What roles are necessary in your healthcare organization for successful application of your data analytics? Whatever the size, culture and maturity level of your company, there are five key functions your organization needs to develop models that can help drive solutions to real-world problems.
5 key roles necessary for creating analytics that will drive value for your organization
- Data Liaison
The person in this critical role is someone who really understands your business goals—and can straddle the discussion between business and data. They participate in discussions with your business around your real-world problems and understand enough of the data to realize when a particular problem might be something that can be addressed with the data you can access. In fact, this person is so familiar with your business they might even be able to generate their own list of real-world problems you face that could be addressed with available data knowledge.
- Data Architect
This key technical leadership position understands your big picture—they know what data you have, where it is, and how it fits together. They are current in their understanding of data technologies and can apply that knowledge to your organization’s plans on how it will leverage data.

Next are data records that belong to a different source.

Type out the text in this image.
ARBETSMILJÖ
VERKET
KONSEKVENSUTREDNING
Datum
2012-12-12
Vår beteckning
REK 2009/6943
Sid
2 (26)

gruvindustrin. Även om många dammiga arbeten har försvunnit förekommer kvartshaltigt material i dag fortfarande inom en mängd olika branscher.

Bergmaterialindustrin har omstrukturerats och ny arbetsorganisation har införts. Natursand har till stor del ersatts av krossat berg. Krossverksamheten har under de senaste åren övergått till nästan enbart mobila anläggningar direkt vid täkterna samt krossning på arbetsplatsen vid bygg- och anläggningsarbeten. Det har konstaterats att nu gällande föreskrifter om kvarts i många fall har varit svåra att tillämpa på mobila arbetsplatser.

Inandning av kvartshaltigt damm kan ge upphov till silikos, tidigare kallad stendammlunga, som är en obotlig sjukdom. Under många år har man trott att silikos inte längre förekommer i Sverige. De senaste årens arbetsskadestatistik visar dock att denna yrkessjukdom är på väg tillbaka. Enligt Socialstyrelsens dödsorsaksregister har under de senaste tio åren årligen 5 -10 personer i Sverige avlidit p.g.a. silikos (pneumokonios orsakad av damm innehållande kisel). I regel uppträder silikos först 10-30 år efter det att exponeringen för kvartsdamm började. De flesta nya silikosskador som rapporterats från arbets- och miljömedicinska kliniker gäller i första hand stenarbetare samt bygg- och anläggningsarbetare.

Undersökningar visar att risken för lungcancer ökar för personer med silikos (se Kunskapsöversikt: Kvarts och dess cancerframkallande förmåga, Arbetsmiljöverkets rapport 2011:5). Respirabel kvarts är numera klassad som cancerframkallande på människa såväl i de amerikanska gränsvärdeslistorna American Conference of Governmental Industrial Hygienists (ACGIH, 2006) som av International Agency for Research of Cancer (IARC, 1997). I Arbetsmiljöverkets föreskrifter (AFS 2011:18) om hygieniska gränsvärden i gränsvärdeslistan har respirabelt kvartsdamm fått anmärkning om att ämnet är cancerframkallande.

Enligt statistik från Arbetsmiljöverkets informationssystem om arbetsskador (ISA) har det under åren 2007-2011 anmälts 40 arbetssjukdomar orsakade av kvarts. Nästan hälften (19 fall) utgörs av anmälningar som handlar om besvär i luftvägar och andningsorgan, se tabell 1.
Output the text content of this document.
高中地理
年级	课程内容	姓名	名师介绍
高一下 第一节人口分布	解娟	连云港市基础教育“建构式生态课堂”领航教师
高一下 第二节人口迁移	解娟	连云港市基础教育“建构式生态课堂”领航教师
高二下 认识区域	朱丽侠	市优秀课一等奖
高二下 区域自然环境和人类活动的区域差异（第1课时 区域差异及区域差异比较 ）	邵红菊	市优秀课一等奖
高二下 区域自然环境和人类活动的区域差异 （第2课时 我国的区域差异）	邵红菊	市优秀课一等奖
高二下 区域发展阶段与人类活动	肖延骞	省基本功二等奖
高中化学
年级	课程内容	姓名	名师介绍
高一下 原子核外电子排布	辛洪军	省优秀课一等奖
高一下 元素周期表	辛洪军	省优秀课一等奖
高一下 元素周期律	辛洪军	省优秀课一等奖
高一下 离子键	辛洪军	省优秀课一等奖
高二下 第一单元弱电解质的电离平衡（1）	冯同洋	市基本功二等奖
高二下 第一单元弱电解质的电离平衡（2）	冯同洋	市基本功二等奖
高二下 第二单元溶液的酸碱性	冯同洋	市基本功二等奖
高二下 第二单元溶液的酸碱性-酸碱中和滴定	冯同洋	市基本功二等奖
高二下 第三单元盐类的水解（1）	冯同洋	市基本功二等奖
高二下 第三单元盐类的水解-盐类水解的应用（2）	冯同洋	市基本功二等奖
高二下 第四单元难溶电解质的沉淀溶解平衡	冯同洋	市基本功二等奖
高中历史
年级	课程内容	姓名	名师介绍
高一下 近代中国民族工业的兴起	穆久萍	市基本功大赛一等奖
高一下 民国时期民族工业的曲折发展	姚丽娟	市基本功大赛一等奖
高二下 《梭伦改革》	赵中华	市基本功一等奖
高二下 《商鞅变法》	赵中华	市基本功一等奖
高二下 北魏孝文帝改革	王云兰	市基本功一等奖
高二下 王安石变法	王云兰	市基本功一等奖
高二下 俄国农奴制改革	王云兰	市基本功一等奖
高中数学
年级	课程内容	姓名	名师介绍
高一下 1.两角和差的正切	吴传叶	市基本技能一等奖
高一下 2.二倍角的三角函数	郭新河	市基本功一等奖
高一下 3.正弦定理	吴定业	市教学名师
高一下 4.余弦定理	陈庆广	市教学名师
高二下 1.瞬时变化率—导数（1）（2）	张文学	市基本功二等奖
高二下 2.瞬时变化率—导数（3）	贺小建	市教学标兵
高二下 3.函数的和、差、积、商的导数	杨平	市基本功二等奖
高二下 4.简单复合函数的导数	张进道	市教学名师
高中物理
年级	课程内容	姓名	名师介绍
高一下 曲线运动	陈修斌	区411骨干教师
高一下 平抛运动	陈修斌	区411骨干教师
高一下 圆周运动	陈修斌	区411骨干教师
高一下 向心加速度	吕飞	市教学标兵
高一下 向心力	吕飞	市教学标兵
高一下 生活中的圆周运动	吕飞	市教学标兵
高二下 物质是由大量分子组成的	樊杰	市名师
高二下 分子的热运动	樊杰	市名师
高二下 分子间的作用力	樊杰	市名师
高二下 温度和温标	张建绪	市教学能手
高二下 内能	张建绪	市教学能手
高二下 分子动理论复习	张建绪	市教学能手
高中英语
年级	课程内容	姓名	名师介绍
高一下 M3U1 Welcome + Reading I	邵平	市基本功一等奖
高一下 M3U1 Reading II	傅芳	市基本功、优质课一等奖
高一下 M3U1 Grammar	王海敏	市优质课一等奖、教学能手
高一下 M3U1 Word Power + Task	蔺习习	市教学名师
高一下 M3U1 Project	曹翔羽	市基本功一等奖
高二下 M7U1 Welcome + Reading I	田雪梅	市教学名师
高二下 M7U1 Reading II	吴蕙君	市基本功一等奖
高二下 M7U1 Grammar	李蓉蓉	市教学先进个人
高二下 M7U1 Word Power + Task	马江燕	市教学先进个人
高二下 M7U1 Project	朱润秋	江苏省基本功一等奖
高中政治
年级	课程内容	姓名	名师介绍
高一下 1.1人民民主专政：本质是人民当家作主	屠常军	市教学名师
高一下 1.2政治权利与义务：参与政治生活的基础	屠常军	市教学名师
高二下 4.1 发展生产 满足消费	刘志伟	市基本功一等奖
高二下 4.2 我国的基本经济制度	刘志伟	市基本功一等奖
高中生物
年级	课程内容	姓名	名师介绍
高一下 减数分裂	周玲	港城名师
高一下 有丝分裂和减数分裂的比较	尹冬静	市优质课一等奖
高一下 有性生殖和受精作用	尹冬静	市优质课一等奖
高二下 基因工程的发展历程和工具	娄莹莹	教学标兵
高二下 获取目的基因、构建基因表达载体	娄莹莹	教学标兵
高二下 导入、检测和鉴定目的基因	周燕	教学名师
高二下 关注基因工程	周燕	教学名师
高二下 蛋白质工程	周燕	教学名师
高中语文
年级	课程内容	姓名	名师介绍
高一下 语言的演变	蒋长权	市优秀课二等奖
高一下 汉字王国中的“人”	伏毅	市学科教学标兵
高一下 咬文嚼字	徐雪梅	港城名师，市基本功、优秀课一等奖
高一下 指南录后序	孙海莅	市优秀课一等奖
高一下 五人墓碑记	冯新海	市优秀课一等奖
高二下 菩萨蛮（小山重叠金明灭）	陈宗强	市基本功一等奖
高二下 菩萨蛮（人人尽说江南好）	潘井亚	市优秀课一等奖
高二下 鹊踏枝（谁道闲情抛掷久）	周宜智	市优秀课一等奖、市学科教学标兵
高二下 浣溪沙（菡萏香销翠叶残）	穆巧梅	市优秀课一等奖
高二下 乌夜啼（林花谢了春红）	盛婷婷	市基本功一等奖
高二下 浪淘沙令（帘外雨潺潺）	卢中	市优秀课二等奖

They help create the blueprint for the environment(s) you need for data science and analytics.
- Platform Architect
Many organizations don’t have data set up in a way that’s really conducive to analytics or big queries. In this IT role, your platform architect will work closely with the analytics team to create the infrastructure needed for effective analytics. They are the person who makes sure your organization has enough “horsepower” for the job at hand.
- Data Analyst
As the extractor of data, this is the person you’re most likely to already have in your organization. The data analyst is often your go-to person for analyzing data sets and reporting results. The data analyst understands SQL, SAS statistical software, and your business goals to manipulate healthcare databases and produce analytic findings.
- Data Scientist
For more advanced analytics against your data sets, the data scientist works to understand real-world problems and writes the models. They work with big data, using various technologies to develop models that convert data into actionable insights. They may also help identify new data sources and work with the data and platform architects to fuse them with other enterprise data sources. This role collaborates with the data analyst to get access to usable data and works with the data liaison to understand what the real-world problem is and build the models that ultimately help drive your value.
You don’t necessarily need five people to fulfill these functions since some of these data analytics roles can be combined. You may have an organization where your data analyst and data liaison roles are filled by the same person, or one person may serve as both data and platform architect. The key is to understand that you’re checking each of these boxes so your company is able to take a singular real-world problem and help turn it into the model that’s going to help drive value.